I never saw this one coming.
You have to understand that my son has always been shy. You know the type. Can’t ask a store clerk for help. Won’t walk across the room because “people will look at me.” In public, he has always withdrawn into a safe, quiet mode. Having a book or Nintendo DS handy to hide inside are high on coping strategy list. It’s been dubbed his “alone cone.” Sure, at home, he may be the life of the party, but around anyone he’s known less than 3/4 of his life, forget it.
Then something strange happenned. Well, a series of events really, but if you don’t understand how shy the kid was, the rest of it won’t matter to you. Surf on to another blog. 🙂
Recognizing a great interest for science in him (particularly the mad scientist kind), we started a robotics club. He met a number of like-minded goofy, fun, bright (and yes, a little nerdy) friends. They had a blast.
Recognizing a bit of a ham in his little sister, I signed her up to perform in a musical production of 101 Dalmatians. (That’s another benefit of homeschooling – the ability to completely rearrange your academic schedule at any point to accomodate huge time-consuming opportunities as they arise…but I digress).
The shy kid sees the goofy kid performing on stage. One of those nerdy scientist kids is also in the play, making the comic relief part (you remember the dumb sidekicks Horace and Jasper, right?) look like more fun than an army of flying monkeys. The evil green kind. The audience roars with laughter at his silly antics. And suddenly, the shy kid puts his brain in gear. You can see the clogs turning. You can hear them turning, too, because being a teenager, the cogs are kinda rusty and squeaky.
Hmmmm. 1. It’s possible to be into science and fine arts. 2. It’s possible to act like a complete moron and have people approve of you. 3. It’s possible to make complete strangers laugh just the way you make your little brother and close friends laugh. 4. Maybe having people look at you isn’t necesssarily a bad thing.
And this is the part I never saw coming. He’s been bitten by the drama bug. My son – the shy one, the “people will see me!” one, the one I had to threaten with public humiliation before he’d introduce himself to new people a few years ago – he’s hamming it up with abandon in front of a group of kids in a drama class (some of them, gasp!, complete strangers). He’s poring over a script. He’s yearning to be on stage in front of a huge audience.

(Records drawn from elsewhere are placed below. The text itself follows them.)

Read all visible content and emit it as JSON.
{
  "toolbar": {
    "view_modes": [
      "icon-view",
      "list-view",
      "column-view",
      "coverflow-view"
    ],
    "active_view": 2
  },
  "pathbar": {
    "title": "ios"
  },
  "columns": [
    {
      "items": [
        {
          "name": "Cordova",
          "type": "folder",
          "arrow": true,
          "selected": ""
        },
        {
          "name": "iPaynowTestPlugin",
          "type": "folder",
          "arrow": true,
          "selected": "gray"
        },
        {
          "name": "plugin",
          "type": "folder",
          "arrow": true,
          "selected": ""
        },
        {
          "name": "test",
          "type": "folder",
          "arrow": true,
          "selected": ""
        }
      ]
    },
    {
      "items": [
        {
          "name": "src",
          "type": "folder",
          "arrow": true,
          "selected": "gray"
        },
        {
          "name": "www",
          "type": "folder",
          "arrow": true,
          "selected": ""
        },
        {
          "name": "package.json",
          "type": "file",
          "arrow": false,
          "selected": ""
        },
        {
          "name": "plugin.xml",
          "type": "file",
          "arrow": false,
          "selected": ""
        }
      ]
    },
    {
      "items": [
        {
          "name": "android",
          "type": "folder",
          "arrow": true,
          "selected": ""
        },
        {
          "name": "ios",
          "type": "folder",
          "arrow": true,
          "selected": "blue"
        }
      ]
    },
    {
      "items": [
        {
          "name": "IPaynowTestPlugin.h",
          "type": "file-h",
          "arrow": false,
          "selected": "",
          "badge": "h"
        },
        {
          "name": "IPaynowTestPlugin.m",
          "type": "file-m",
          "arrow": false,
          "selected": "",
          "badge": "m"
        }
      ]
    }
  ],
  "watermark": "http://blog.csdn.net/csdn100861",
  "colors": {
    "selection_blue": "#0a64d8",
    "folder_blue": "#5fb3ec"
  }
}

I can only relate to the school environment I grew up in. The shy kids pretty much stayed shy. The outgoing, popular kids stayed outgoing and popular. Once your personality was cast, you didn’t get to change because too many people knew your baggage and receognized you for who they expected you to be. I love that my children can choose to try new activities and reshape their personalities to incorporate new events and new opportunities.
I wonder where the road will lead next.